Weighheyhey, that's such a moving post. We all self sabotage - you just got in there nice and early with it . Seriously, though, when I read your post I couldn't help thinking the secret eating/immediate sabotage has an emotional basis. For that (I'll get shot down) the last thing you need is a diet. truly. Don't diet. read Paul McKenna as if you read it through once or twice it gets rid of all guilt. On PMcK you can eat that Big mac, no guilt, and still lose weight. if you stick to what he says, the weight dissolves, even though you're drinking beer and eating chips. (Though quite soon your body starts craving the healthy stuff.

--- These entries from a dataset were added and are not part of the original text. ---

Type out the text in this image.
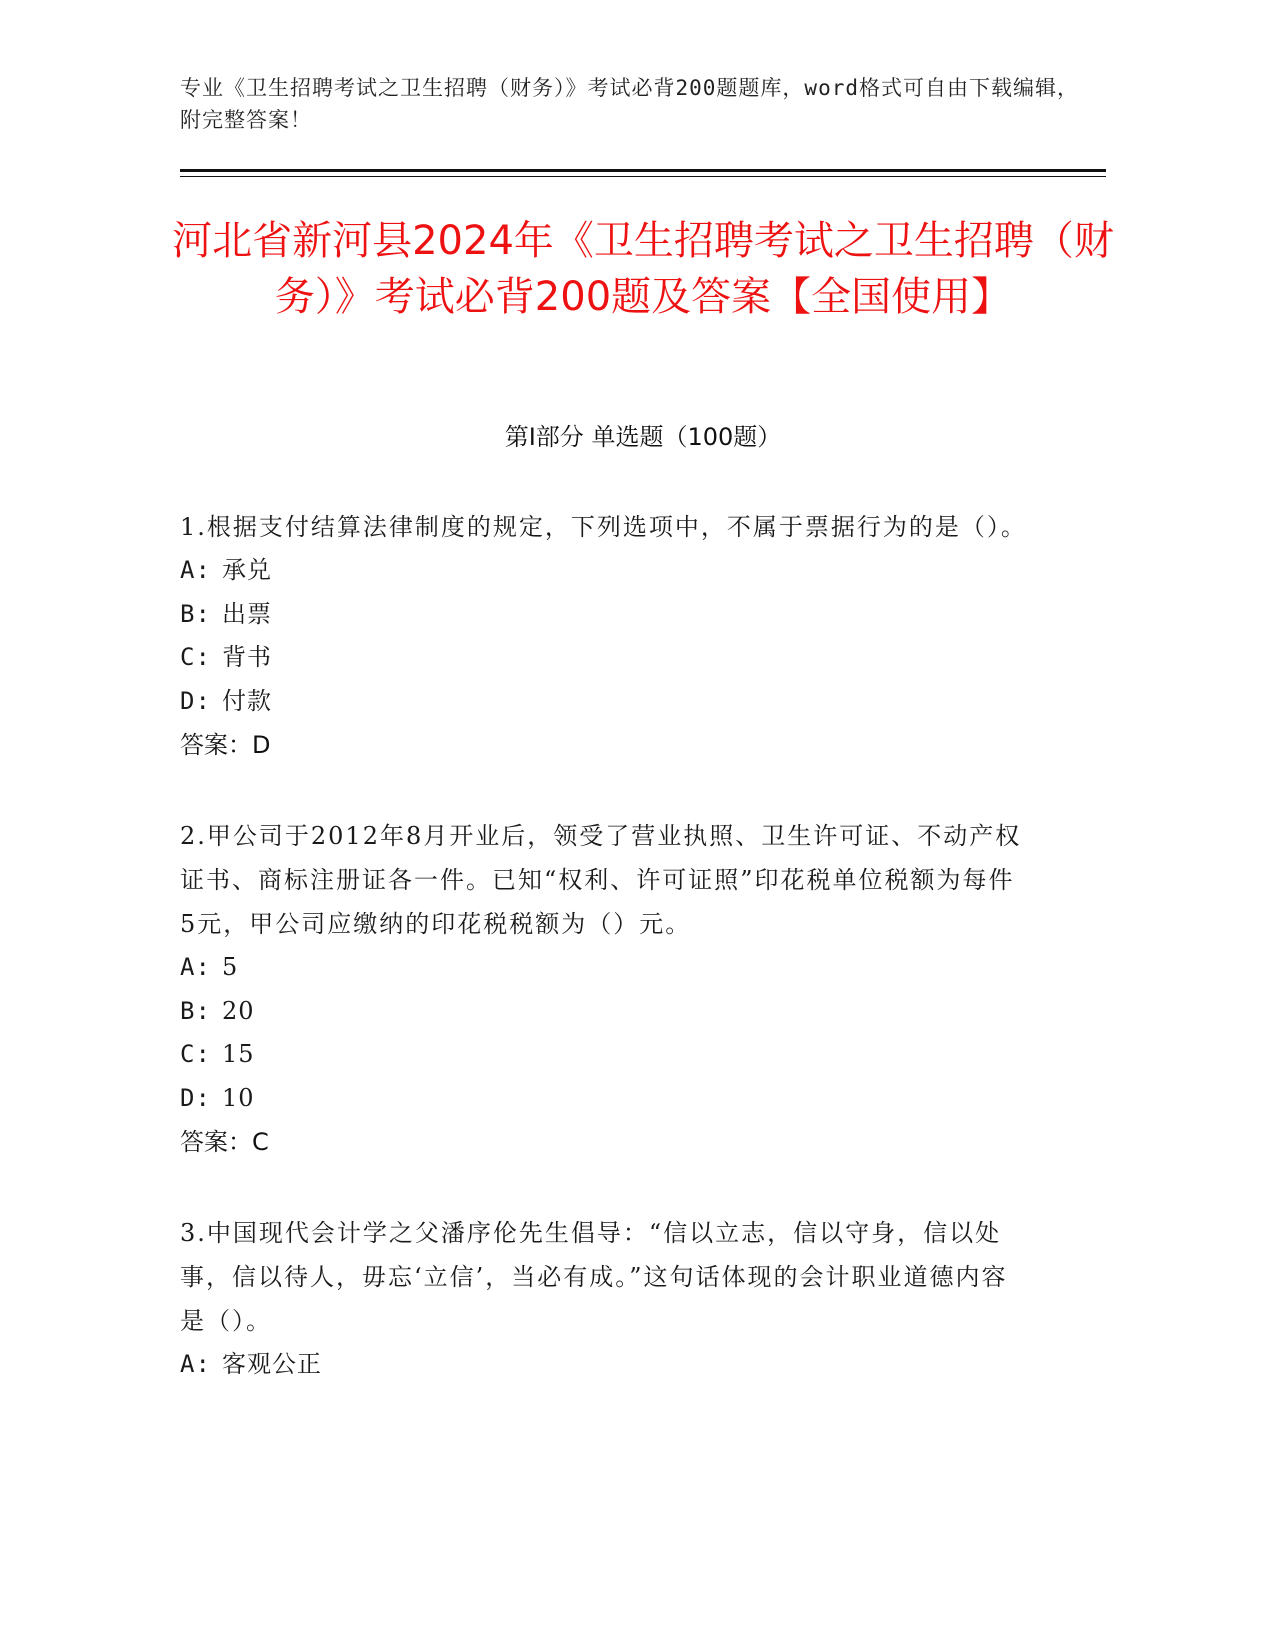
专业《卫生招聘考试之卫生招聘（财务）》考试必背200题题库，word格式可自由下载编辑，附完整答案！
河北省新河县2024年《卫生招聘考试之卫生招聘（财务）》考试必背200题及答案【全国使用】
第Ⅰ部分 单选题（100题）
1.根据支付结算法律制度的规定，下列选项中，不属于票据行为的是（）。
A: 承兑
B: 出票
C: 背书
D: 付款
答案：D
2.甲公司于2012年8月开业后，领受了营业执照、卫生许可证、不动产权证书、商标注册证各一件。已知“权利、许可证照”印花税单位税额为每件5元，甲公司应缴纳的印花税税额为（）元。
A: 5
B: 20
C: 15
D: 10
答案：C
3.中国现代会计学之父潘序伦先生倡导：“信以立志，信以守身，信以处事，信以待人，毋忘‘立信’，当必有成。”这句话体现的会计职业道德内容是（）。
A: 客观公正
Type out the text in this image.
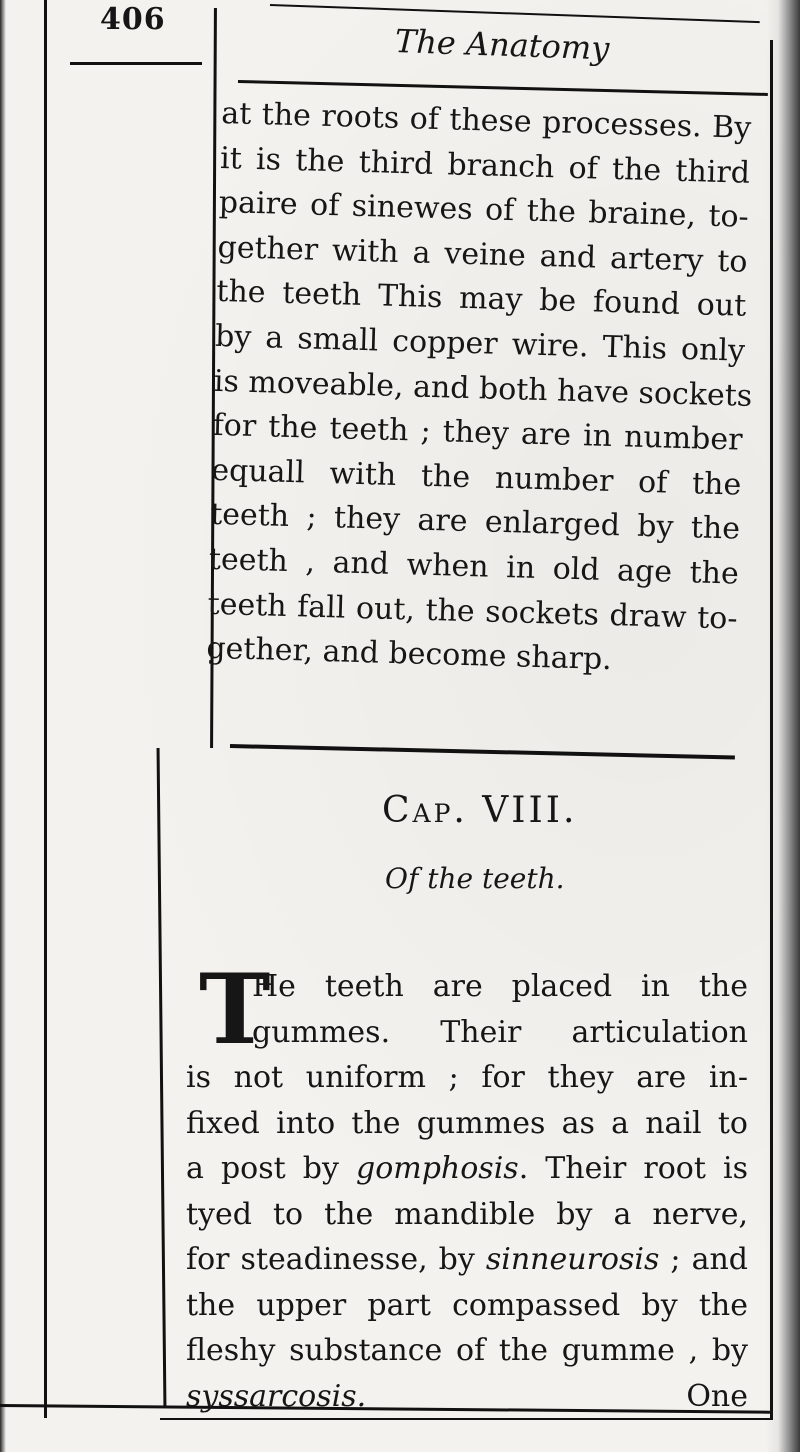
406
The Anatomy
at the roots of these processes. By
it is the third branch of the third
paire of sinewes of the braine, to-
gether with a veine and artery to
the teeth This may be found out
by a small copper wire. This only
is moveable, and both have sockets
for the teeth ; they are in number
equall with the number of the
teeth ; they are enlarged by the
teeth , and when in old age the
teeth fall out, the sockets draw to-
gether, and become sharp.
Cap. VIII.
Of the teeth.
T
He teeth are placed in the
gummes. Their articulation
is not uniform ; for they are in-
fixed into the gummes as a nail to
a post by gomphosis. Their root is
tyed to the mandible by a nerve,
for steadinesse, by sinneurosis ; and
the upper part compassed by the
fleshy substance of the gumme , by
syssarcosis.	One
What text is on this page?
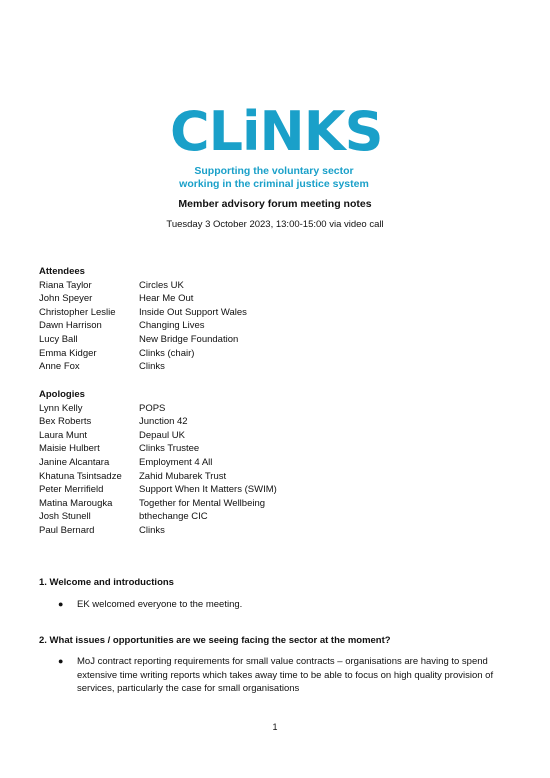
CLiNKS
Supporting the voluntary sector
working in the criminal justice system
Member advisory forum meeting notes
Tuesday 3 October 2023, 13:00-15:00 via video call
Attendees
Riana Taylor	Circles UK
John Speyer	Hear Me Out
Christopher Leslie	Inside Out Support Wales
Dawn Harrison	Changing Lives
Lucy Ball	New Bridge Foundation
Emma Kidger	Clinks (chair)
Anne Fox	Clinks
Apologies
Lynn Kelly	POPS
Bex Roberts	Junction 42
Laura Munt	Depaul UK
Maisie Hulbert	Clinks Trustee
Janine Alcantara	Employment 4 All
Khatuna Tsintsadze	Zahid Mubarek Trust
Peter Merrifield	Support When It Matters (SWIM)
Matina Marougka	Together for Mental Wellbeing
Josh Stunell	bthechange CIC
Paul Bernard	Clinks
1. Welcome and introductions
●	EK welcomed everyone to the meeting.
2. What issues / opportunities are we seeing facing the sector at the moment?
●	MoJ contract reporting requirements for small value contracts – organisations are having to spend extensive time writing reports which takes away time to be able to focus on high quality provision of services, particularly the case for small organisations
1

And - don't be put off by the title - read Fat is a Feminist Issue. It's all about the reasons why we eat too much, eat in secret and is really revealing about the reasons we choose to stay big (to be more visible in the world if we feel we don't take up space in others ways,; to comfort ourselves if we haven't learned to accept comfort form healthy sources, or it hasn't been forthcoming in our lives; to keep ourselves sexually unattractive so we stay faithful to our partners, or ward off partners because of previous bad experiences regarding sex) etc.
It's quite hard hitting but it opens your eyes. None of us is massive for no reason. Maybe the roots are in very unhealthy eating patterns in family childhood home but whatever food was used to demonstrate (in ours it was used to demonstrate stability and love where it was in short supply everywhere except at meal table) it's time to replace that extra food with what it represented that we lack. (So if it was love, you make sure love is shown in others ways than through food. If it's comfort, you find other ways to comfort yourself. If it's to be visible you learn to be assertive etc, so you don't need extra pounds to feel substantial.
Paul McKenna is a very gentle and easy way to lose weight and also, more importantly, to have a lasting healthy attitude to all food. No banished food, no guilty moments. His really is the sanest attitude I've ever come across and it breaks you straight out of the feasting/fasting/denial cycle that teaches you in order to look normal you have to have an obsessive punitive relationship with food.
Last thing you need is to feel guilty. You want to be healthy. Being there for your kids is a very strong motivation. the last thing you need is to be harsh with yourself about a little slip. Maybe try all round healthiness, instead of a diet. Plenty of healthy food, whenever you want it. Plenty of family exercise. See these things as treats not punishments. And if you want a Big Mac, eat it, enjoy it and eat less tea if you're not so hungry as a result (that's what paul McK would say. Since starting him, I've discovered I don't want breakfast. All diets say have a good breakfast but I don't want anything until midday, and feel fine on it, so why eat? Bit by bit I'm learning to trust my body's hunger signals, which is way better for me, and may be for you, than telling it what to eat and when and getting full of self loathing if it craves something 'forbidden'.
Our NY resolution is to get fitter as a family , because all except one of my sons are overweight. Already they are enjoying being outdoors and playing together more.
Sorry for the essay. Didn't mean it to come out that way. Two people very dear to me are your weight - my sister and my best friend from childhood. I know the emotional reasons why they are, and what Susie Orbach and Paul McK say about emotional eating makes so much sense. Be nice to yourself. Find a way that works for you, and if you go off track, remember, so does everyone. iOccasionally going off track - even at the beginning, isn't bad, so long as you are on track most of the time.